John Horvath: Well, how much is in the stockpile, like the United States and like the United Kingdom, is a part of a whole national security agenda. And we really don’t talk about what’s in it, how much is in it and where it is.
Jonica Newby, Reporter: You can’t tell us that?
John Horvath: No, I cannot tell you that, and that’s in line with how the U.S. looks at it, how the U.K. looks at it, and what’s been government policy.
Jonica Newby, Reporter: What’s the reason?
John Horvath: That it is a part of the national security stockpile. So really I'm not, you know, I can’t discuss contents, size and where.
Narration: So in the event how prepared are we?
Alan Hampson: We will have scarce resources. There’ll be demand for more vaccines, more anti viral drugs than the world can supply but I think we’re probably fortunate in Australia where we do use influenza vaccines, we do have the anti virals available and we will be better placed than many people. We’ve done some forward planning. In fact Australia’s probably one of the best-prepared nations as far as pandemic planning is concerned. But all we can hope to do is to minimize the impact of a pandemic. We can’t stop it.
Narration: So what are the odds of H5N1 shuffling its genetic material with human influenza… creating the pandemic strain?
Dr Bryan Eaton: The chance of it happening is low, very very low, but of course should the event happen then it could turn into something that’s very very significant.

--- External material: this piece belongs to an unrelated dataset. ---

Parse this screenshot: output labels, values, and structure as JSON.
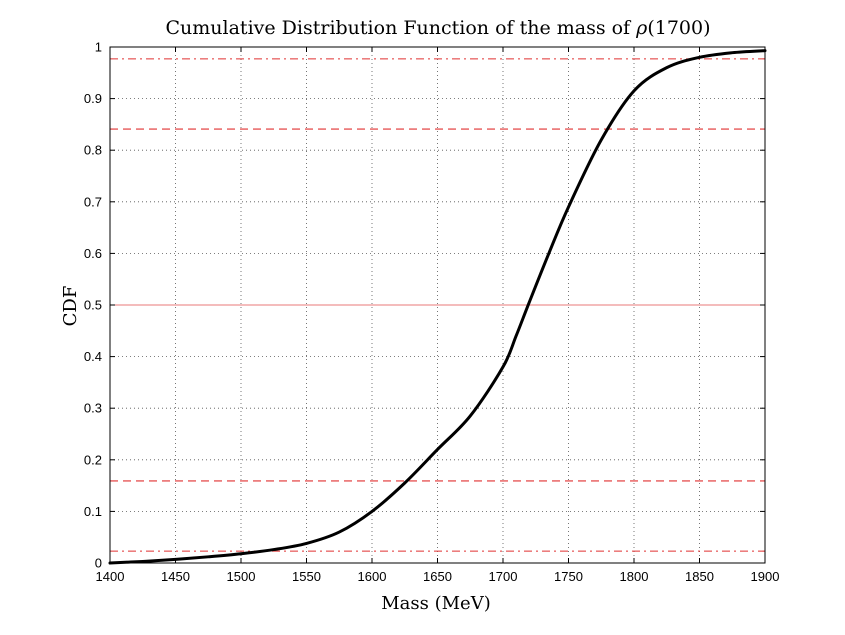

Alan Hampson: We know these viruses are out there. We see them moving between species at the moment. You’d be crazy not to plan for it.
John Horvath: It’s a bit like the lottery. A negative lottery. The more tickets you buy, regrettably, the more chance you’ve got of winning/ it is now more than a neglible risk. 09:06:11 / But //let us hope that all our preparations are a total waste of time
Narration: So far there is no evidence of H5N1 mixing with human flu…
…so hopefully, this is a dress rehearsal.
But history suggests… and the experts agree…
sooner or later… a flu pandemic will occur.